I was not present at any of the locations where Nigerian students hold peaceful protests against the perceived neglect of the country’s education sector.
While proximity might seem a working excuse for me, it would not be a sincere one.
My absence from the scenes speaks volumes of my fright; who knows if and where hijackers lurk, eager to make a Xerox copy of the #EndSARS protests out of a well-meaning demonstration of frustrated Nigerian students?
Without a doubt, echoes of the ‘Solidarity forever!’ chant across Nigeria on Monday, the last day of February 2022, caught the attention of passionate Nigerians, likewise their unpatriotic counterparts.
The National Association of Nigerian Students (NANS) reaction, two weeks into the month-long ‘comprehensive and total’ strike, embarked upon by the Academic Staff Union of Universities (ASUU), leaves behind a trail of mixed feelings.
It scares me that the NANS reaching a stalemate in its negotiations with the authorities might mean we have not seen the last of student protests.
Towards the end of January 2022, I wrote an open letter, which was syndicated across more than a score of media outlets.
In it, I revealed my worry that a strike would birth a series of nationwide protests, a phobia I hypothetically share with parents, guardians and other concerned Nigerians.
I hate to say I was right but recent developments suggest that my fears are coming to pass.
At this juncture, I must lend credence to the saying, ‘Experience is the best teacher,’ to validate a proverb that says, “An idle mind is the devil’s workshop,” because, unlike vacations, strikes give room for needless holidays, leading to the idleness of exuberant youths.
Given this extrapolation, we couldn’t agree more that every strike will spike the soaring crime rates in Nigeria even further and bring the name of our dear nation to disrepute.
As a part of my first letter reads, “The spread of criminal activities and unrest in Nigeria leads to untimely deaths and emigration to countries with higher economic development and security indices, robbing the nation of promising individuals. In other words, our falling education system leads to brain drain and flight of capital, which discourages foreign investment in our nation and ultimately, economic hardship.”
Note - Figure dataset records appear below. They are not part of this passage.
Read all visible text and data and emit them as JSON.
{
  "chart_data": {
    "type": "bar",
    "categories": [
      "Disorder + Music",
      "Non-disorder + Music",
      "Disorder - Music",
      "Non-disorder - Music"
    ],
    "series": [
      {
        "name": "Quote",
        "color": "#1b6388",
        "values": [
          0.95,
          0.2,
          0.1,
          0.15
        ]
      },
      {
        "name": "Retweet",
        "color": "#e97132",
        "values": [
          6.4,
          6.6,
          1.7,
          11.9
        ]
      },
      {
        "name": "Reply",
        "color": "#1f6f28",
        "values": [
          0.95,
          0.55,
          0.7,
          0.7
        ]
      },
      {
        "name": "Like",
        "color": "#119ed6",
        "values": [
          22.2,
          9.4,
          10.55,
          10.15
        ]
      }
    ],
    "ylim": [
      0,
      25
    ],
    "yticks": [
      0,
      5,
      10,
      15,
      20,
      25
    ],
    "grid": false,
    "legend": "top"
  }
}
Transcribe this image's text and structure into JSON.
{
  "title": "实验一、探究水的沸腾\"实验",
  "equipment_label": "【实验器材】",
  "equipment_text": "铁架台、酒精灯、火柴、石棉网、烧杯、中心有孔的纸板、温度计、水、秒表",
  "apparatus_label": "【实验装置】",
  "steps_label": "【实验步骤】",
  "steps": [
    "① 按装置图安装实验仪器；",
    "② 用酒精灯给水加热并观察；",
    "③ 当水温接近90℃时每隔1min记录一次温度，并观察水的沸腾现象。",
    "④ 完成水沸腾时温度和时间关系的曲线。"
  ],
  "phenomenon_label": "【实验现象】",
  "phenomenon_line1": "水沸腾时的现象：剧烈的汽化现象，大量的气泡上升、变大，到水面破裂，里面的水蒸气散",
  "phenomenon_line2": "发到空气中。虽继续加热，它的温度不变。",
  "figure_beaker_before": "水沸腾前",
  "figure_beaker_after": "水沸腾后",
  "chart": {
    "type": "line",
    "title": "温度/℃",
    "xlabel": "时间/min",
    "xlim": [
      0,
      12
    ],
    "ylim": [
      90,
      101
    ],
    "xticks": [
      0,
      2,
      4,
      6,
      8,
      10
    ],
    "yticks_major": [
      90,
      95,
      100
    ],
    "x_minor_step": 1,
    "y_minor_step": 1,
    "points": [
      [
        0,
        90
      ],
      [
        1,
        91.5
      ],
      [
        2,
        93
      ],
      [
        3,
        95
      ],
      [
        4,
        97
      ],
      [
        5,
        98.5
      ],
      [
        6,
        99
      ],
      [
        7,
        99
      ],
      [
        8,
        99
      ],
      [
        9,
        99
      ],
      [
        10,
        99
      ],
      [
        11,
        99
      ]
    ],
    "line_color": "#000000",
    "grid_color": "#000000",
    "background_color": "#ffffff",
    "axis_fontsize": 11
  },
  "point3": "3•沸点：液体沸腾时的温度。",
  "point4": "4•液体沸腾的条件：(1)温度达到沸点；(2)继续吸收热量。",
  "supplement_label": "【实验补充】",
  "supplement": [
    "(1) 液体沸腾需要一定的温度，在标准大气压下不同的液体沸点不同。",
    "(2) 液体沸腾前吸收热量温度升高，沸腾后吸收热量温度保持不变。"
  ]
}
However, it is not too late to prevent innocent students from becoming martyrs for a cause that outlived their parents, which is an eventuality of protests going south that every patriotic Nigerian should fear.
Thus, I write again to reawaken you to your strategic position towards preventing unnecessary crimes, saving innocent lives and bequeathing a working Nigeria to posterity.
Just in case you missed my first letter, this is another call to action.
I believe we can meet the demands of ASUU and sister associations if successful Nigerians at home and in the diaspora, pool resources for this cause.
I remember how social media exploded when Davido, a Nigerian artiste, raised over a fifth of a billion naira in a few days. Imagine how much difference you could make when you replicate the feat he achieved on a bigger scale.
You will be doing your motherland an inestimable favor and arming generations with a well-informed judgment of who is the problem of the Nigerian tertiary education should anything ever go wrong thereupon.
I dream of times when an average person in Nigeria will agree that education is the remedy to many societal ills and pray it is soon.
Herbert Spencer said, “The greatest aim of education is not knowledge, but action,” and I agree with him.
Hence, I am doing what I learned to do to a moderate extent, hoping it can help rid Nigerian tertiary education of the ageless festival called the ASUU strike.
Sadly, my quest would be impossible without you lending a helping hand towards bettering the lives of lecturers and their students.
Similarly, meeting the demand of ASUU and her sisters will improve the overall quality of tertiary education to equip Nigerian youths with the unflinching drive to remain patriotic and law-abiding, thereby reducing criminal activities to the barest minimum.
Such a feat will encourage foreign investment whilst checking insecurity, corruption, brain drain and capital flight that pillages Nigeria and keeps it from reaching its promising economic potential.
Once again, I adjure you to heed my words and act now.
Invest in Nigeria and help secure the 200 million lives that the brazen ignorance of many endangers. Nigerians could forget your sacrifice, but your descendants will live to flaunt their Nigerian descent because of it.
Read! Reflect!! And Respond!!!
May the labor of our heroes’ past never be in vain!